More than this, it depends, first and foremost, on the behaviour of the two largest players, the US and the EU. So for much of the last 12 months, all eyes have been on the US and the EU. And until they come to a clear mutual understanding of what needs to be done, until they take the first courageous and, I know, very difficult steps, others will not move.

 

The US has just taken such a step in Zurich on Monday, in a meeting of Ministers which I attended. It has had a positive impact. Mixing my metaphors, it has given a very slow moving train a good shunt along the tracks. Whether or not the train gathers real momentum, however, will depend on corresponding contributions.

 

Before Zurich we had clear sight of only one of the three pillars of the agricultural negotiation, export subsidies. The US has given us a much clearer view of a second pillar, domestic support. We hope that the EU's response will show us the third, market access.

 

Once they have a clear view of all three, others will need to negotiate their own contributions, working outwards through all the various groups of interested parties until the wider membership is comfortable with what is proposed.

 

The same process must also follow for each of the other market-access negotiations, such as non-agricultural goods and services, and of course, rules and other development-related issues. And it would be foolish to assume that, just because negotiations on these are waiting on results in agriculture, everything will suddenly fall into place once agriculture is resolved. There are hard issues to tackle in all these areas.

 

Time is running out

I am, of course, simplifying the equation, but the lack of progress to date, the lack of agreement in other key areas reflects the failure so far to strike a deal on agriculture. The days are long gone when the US and the EU could simply agree to fix an agreement and impose it on others.

 

Nevertheless, the message for the two majors must be blindingly clear: time is running out.
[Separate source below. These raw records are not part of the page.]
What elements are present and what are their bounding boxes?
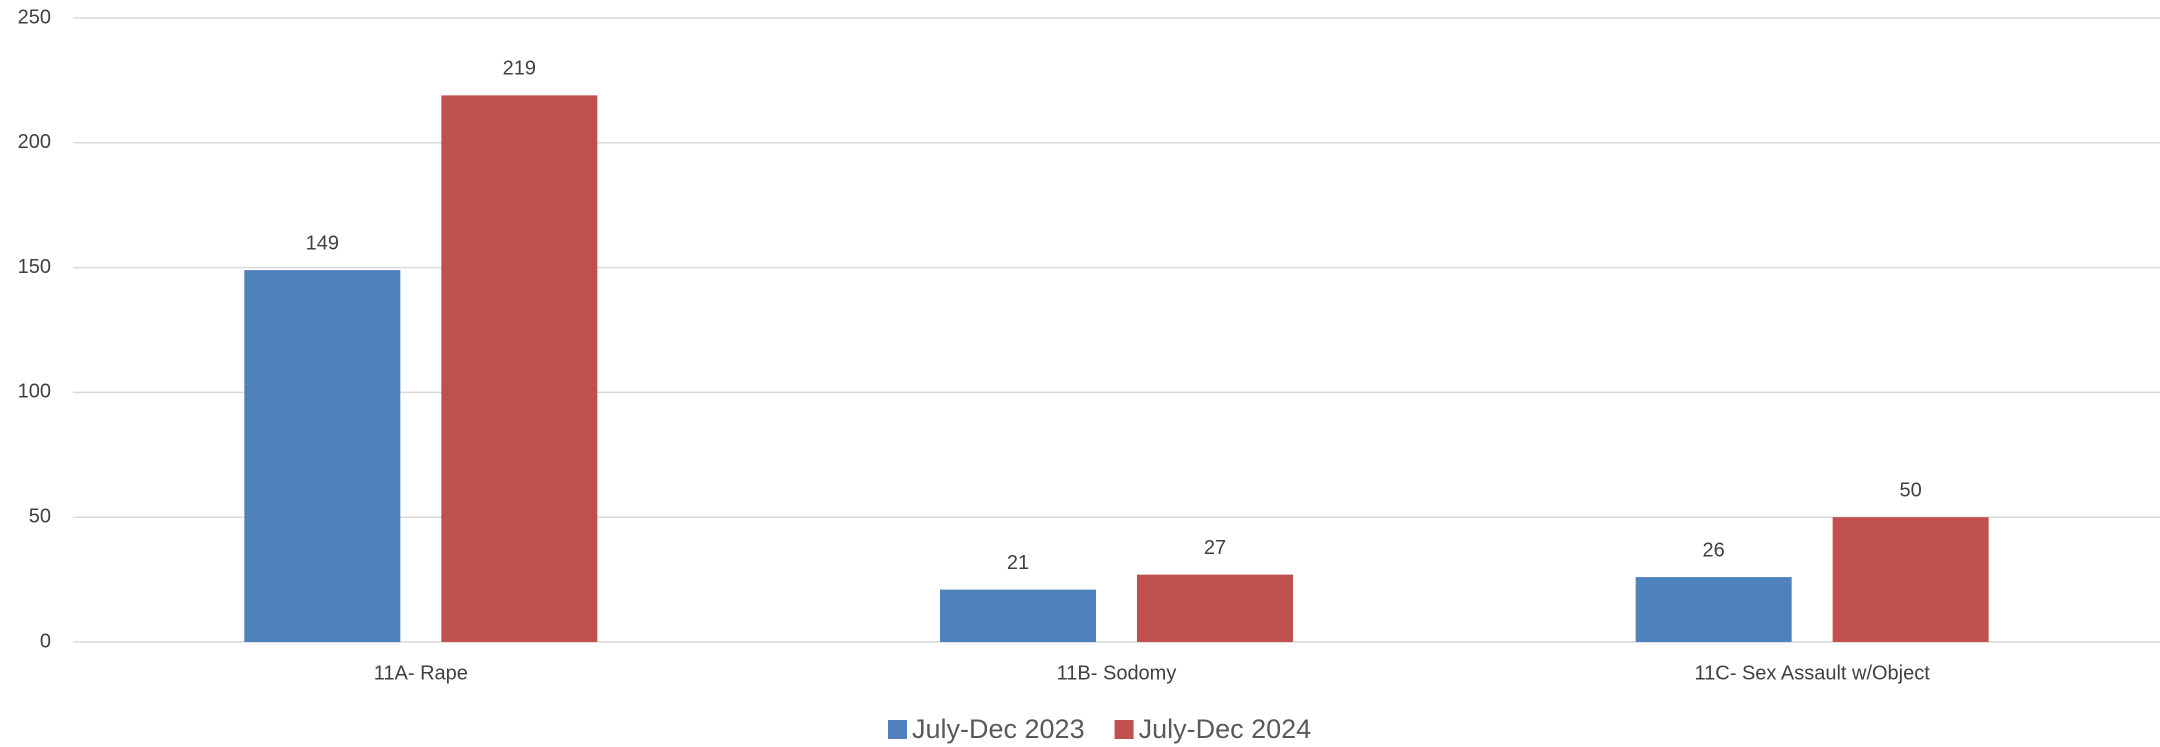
bar: [441, 95, 598, 643]
y-tick-label: 250: [18, 6, 51, 28]
x-tick-label: 11A- Rape: [374, 662, 468, 684]
x-tick-label: 11B- Sodomy: [1057, 662, 1177, 684]
y-tick-label: 0: [40, 630, 51, 652]
legend-label: July-Dec 2023: [912, 714, 1085, 744]
bar: [244, 270, 401, 642]
legend-swatch: [1114, 720, 1134, 739]
data-label: 50: [1900, 479, 1922, 501]
x-tick-label: 11C- Sex Assault w/Object: [1695, 662, 1931, 684]
y-tick-label: 50: [29, 505, 51, 527]
y-tick-label: 150: [18, 256, 51, 278]
legend-swatch: [888, 720, 907, 739]
data-label: 26: [1703, 539, 1725, 561]
bar: [1832, 517, 1989, 642]
legend-label: July-Dec 2024: [1139, 714, 1312, 744]
y-tick-label: 100: [18, 381, 51, 403]
bar: [940, 589, 1096, 642]
data-label: 21: [1007, 552, 1029, 574]
data-label: 149: [306, 232, 339, 254]
data-label: 27: [1204, 537, 1226, 559]
bar: [1137, 574, 1293, 642]
y-tick-label: 200: [18, 131, 51, 153]
data-label: 219: [503, 58, 536, 80]
bar: [1635, 577, 1792, 642]
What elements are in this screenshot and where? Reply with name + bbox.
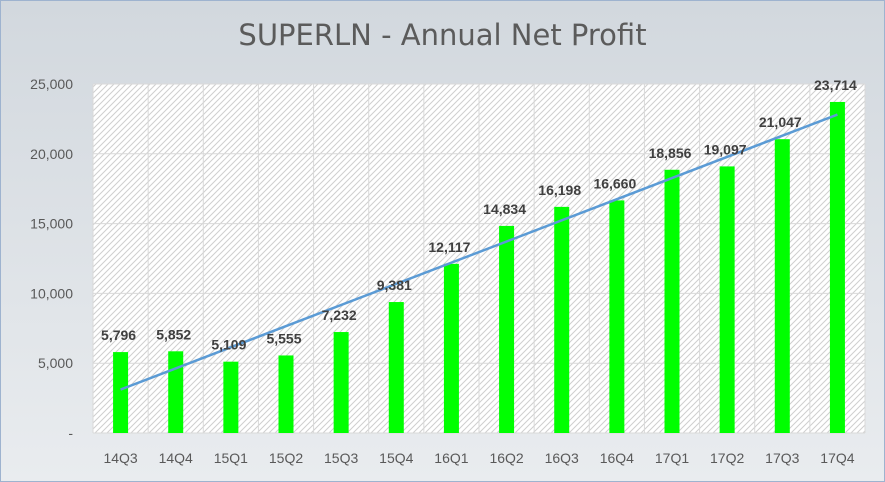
x-tick-label: 15Q2	[269, 450, 303, 466]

And like it or not, the rest of the world, and the rest of the agenda, are currently being held hostage, waiting for the two majors to resolve their differences in agriculture. If they do not, it is not just a question of how much, or how little momentum the Hong Kong Ministerial would contribute to the process. Rather it is a question of the whole world losing out.

 

If we fail collectively to resolve agriculture during this round, we will lose a once-in-a-generation opportunity to do some serious good for the developing world.

 

Conclusions

The "development dimension" of the Doha Development Agenda embraces more than just agriculture. I have focused only on agriculture today, because firstly, it is of such fundamental importance to poverty reduction and economic development for so many of the less developed members of the global community and, secondly, it has become the choke point in the negotiations.

 

This is why the Hong Kong Ministerial offers such a challenge - and such an opportunity. In two months' time, the whole WTO membership needs to flesh out the framework agreed in July 2004 on agriculture and non-agricultural market access, define the level of ambition for the services negotiations, agree on the next concrete steps for the rules negotiations, and properly reflect the development perspective in the outcome to all these negotiations.

 

This is no easy task, but all WTO members will have to ensure that it is accomplished. The stakes are high. The cost of failure is not a price any member can afford to pay.

 

Secretary for Commerce, Industry & Technology John Tsang gave this address at a NGO Roundtable Forum at the University of Hong Kong ahead of the WTO's Sixth Ministerial Conference in Hong Kong.